Team
Several types of creating and on-the-job training happen at Bam’idizowigamig Creator’s Place. There is wood construction, marketing, shipping, traditional beading, ribbon skirt making, management and Wild Rice Packaging. Experience is not required. On-the-job training is provided. In the near future there will also be opportunities for entrepreneurs who wish to start their own business to have coaching and technical support at no cost.
Bam’idizowigamig Creator’s Place pays White Earth Tribal minimum wage, which is $16.00 an hour. Participants are paid weekly and can work up to 15 hours every other week (a maximum of 30 hours per month).
Pine Point area residents can apply and be placed on a waiting list for employment. Applications are available in our building at 48513 Pow Wow Hwy, Pine Point, MN 56575, 10:30am – 1:30pm on weekdays. As required by our non-profit bylaws we do give hiring preference to residents of the Pine Point area, but in all other ways we are an equal opportunity employer.

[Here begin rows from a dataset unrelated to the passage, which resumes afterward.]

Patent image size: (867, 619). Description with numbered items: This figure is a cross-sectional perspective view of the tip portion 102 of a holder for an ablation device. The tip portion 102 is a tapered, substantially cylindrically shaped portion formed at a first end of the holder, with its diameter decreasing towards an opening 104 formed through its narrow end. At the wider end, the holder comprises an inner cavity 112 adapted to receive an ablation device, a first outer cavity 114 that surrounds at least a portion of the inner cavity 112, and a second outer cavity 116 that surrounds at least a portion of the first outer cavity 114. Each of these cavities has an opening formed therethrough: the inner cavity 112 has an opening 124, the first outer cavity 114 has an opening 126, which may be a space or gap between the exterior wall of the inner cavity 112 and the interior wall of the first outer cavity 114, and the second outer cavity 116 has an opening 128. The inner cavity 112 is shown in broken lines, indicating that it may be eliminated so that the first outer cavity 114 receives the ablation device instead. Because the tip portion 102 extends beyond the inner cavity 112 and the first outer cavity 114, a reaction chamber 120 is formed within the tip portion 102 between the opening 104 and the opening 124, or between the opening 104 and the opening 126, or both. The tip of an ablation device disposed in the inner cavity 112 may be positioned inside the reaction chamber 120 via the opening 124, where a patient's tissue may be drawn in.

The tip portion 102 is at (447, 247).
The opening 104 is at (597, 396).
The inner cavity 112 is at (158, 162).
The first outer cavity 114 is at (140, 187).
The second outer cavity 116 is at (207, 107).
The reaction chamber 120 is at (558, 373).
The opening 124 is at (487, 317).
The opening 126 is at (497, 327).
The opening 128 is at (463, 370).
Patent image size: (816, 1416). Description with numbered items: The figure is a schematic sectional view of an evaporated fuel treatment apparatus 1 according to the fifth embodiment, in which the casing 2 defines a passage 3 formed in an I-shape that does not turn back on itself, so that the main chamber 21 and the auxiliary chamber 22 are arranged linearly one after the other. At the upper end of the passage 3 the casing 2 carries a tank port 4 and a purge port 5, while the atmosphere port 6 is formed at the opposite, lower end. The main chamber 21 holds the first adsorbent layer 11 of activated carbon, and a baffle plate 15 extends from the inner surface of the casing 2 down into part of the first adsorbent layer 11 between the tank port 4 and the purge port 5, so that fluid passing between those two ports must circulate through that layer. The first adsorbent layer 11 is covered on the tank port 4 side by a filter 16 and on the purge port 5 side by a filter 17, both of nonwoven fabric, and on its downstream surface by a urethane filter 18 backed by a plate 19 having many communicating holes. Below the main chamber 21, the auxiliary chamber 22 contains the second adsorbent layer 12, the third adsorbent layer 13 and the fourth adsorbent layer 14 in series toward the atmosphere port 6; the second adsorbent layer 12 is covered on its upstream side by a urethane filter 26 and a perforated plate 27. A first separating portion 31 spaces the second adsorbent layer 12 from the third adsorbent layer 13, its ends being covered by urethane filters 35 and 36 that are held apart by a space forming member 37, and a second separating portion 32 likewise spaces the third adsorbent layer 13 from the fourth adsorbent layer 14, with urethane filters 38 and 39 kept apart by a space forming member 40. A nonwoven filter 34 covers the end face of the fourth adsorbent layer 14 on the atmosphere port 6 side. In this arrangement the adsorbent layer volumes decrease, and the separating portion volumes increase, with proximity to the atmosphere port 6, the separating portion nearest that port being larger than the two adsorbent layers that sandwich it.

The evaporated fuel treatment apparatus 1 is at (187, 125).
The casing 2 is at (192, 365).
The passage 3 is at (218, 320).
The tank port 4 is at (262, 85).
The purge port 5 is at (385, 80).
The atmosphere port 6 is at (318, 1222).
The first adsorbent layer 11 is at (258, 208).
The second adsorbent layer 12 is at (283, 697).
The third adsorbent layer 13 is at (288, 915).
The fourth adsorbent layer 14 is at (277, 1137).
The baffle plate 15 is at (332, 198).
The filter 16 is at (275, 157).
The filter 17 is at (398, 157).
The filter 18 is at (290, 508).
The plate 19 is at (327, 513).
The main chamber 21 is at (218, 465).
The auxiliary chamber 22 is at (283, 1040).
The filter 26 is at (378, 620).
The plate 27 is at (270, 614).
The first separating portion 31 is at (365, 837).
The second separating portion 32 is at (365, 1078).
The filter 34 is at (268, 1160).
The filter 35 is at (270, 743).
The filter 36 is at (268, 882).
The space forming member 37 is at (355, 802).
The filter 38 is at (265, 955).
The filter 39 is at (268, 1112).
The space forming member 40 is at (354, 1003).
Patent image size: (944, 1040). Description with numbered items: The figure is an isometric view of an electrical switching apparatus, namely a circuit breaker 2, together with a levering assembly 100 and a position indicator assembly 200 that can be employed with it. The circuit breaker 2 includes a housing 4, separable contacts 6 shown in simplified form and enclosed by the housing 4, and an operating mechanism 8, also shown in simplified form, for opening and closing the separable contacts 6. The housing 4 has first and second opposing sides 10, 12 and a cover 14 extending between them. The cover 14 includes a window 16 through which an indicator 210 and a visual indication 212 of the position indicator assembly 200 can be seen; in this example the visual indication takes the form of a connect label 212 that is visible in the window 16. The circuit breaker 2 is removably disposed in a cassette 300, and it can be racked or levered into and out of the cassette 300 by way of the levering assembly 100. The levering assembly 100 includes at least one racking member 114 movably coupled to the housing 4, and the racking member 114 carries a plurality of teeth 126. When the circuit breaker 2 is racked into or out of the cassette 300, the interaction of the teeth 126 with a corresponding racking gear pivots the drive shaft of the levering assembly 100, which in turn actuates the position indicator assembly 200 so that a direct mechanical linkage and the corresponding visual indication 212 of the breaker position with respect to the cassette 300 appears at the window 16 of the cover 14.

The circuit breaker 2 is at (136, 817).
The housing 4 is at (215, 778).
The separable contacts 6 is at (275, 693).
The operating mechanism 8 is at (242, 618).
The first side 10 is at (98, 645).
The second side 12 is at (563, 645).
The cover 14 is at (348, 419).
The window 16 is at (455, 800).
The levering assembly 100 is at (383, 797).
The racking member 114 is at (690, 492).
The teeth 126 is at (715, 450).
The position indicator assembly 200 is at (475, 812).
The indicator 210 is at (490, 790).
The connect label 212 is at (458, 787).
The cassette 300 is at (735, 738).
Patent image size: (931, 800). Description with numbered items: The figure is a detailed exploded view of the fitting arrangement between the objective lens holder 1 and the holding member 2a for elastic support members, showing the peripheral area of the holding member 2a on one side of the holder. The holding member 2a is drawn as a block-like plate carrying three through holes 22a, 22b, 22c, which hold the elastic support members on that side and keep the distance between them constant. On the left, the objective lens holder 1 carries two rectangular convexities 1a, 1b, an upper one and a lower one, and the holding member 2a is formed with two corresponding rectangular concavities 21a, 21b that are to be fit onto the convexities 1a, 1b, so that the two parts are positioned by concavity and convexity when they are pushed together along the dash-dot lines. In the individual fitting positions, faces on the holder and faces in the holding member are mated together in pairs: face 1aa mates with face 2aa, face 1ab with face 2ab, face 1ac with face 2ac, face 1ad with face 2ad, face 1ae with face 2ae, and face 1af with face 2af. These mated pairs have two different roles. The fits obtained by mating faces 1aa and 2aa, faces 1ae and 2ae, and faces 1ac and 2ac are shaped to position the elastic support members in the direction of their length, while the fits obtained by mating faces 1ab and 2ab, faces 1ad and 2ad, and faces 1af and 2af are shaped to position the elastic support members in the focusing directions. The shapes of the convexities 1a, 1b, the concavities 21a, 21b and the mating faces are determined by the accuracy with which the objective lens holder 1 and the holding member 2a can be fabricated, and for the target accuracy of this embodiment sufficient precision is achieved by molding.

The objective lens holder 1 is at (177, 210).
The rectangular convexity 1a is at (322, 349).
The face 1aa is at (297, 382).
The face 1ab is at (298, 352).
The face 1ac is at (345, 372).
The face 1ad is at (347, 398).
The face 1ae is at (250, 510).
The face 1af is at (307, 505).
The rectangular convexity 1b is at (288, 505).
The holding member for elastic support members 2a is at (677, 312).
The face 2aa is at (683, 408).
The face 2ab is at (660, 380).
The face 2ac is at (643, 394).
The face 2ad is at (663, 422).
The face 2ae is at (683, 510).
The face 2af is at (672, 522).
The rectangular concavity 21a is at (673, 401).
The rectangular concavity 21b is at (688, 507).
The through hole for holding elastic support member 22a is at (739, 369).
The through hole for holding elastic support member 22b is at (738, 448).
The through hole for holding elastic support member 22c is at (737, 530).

Photos provided by Unheard Earth, a media support non-profit organization
Board of Directors
In order to better serve the Pine Point community, Bam’idizowigamig Creator’s Place has a board of directors equipped with literally hundreds of combined years of experience in business, woodworking, sales, education, corrections, psychology, cross-cultural understanding, historical trauma and Anishinaabe heritage and history.
Jean Kruft chairs the Creator’s Place board. She has an undergraduate degree in Cultural Anthropology and a Master’s degree in Education. Jean retired a couple of years ago, but has been a teacher, administrator and education consultant. She has owned her own retail business and has done woodworking as a hobby for over 40 years. Jean has a strong desire to do what she can to provide hope, encouragement and support to her neighbors in the Point Point area.
Evelyn Bellanger, of Pine Point, Minn., is an enrolled member of the White Earth Ojibwe Nation. She has been an environmental activist supporting stopping DAPL (Standing Rock), Line 3, a board member of The Rights of Manoomin (Wild Rice) committee and on the Board of Directors of the Niibi Center (water). She has been a Historical Trauma consultant and holds a master’s degree in Tribal Administration & Governance. She has written educational articles published in the White Earth tribal newspaper (the Anishinnabeg Today), Environmental Working Group (EWG) Pineland Sands, Voices Rising and currently working on her memoir. She is committed to helping her people.
Sara Forsberg is a retired educator and published author of Diamonds in the Garbage. Teaching adults in
Parenting Through Divorce classes, being a speaker and trainer for Stonecroft Ministry as well as a past
member of the Park Rapids Library Board and five years in jail ministry have all been fulfilling.
Currently her interests include volunteering, spending time with family and friends and going on walks
with her dog, Sam. Sara lives with her husband, Frank, on a small lake in the Park Rapids area.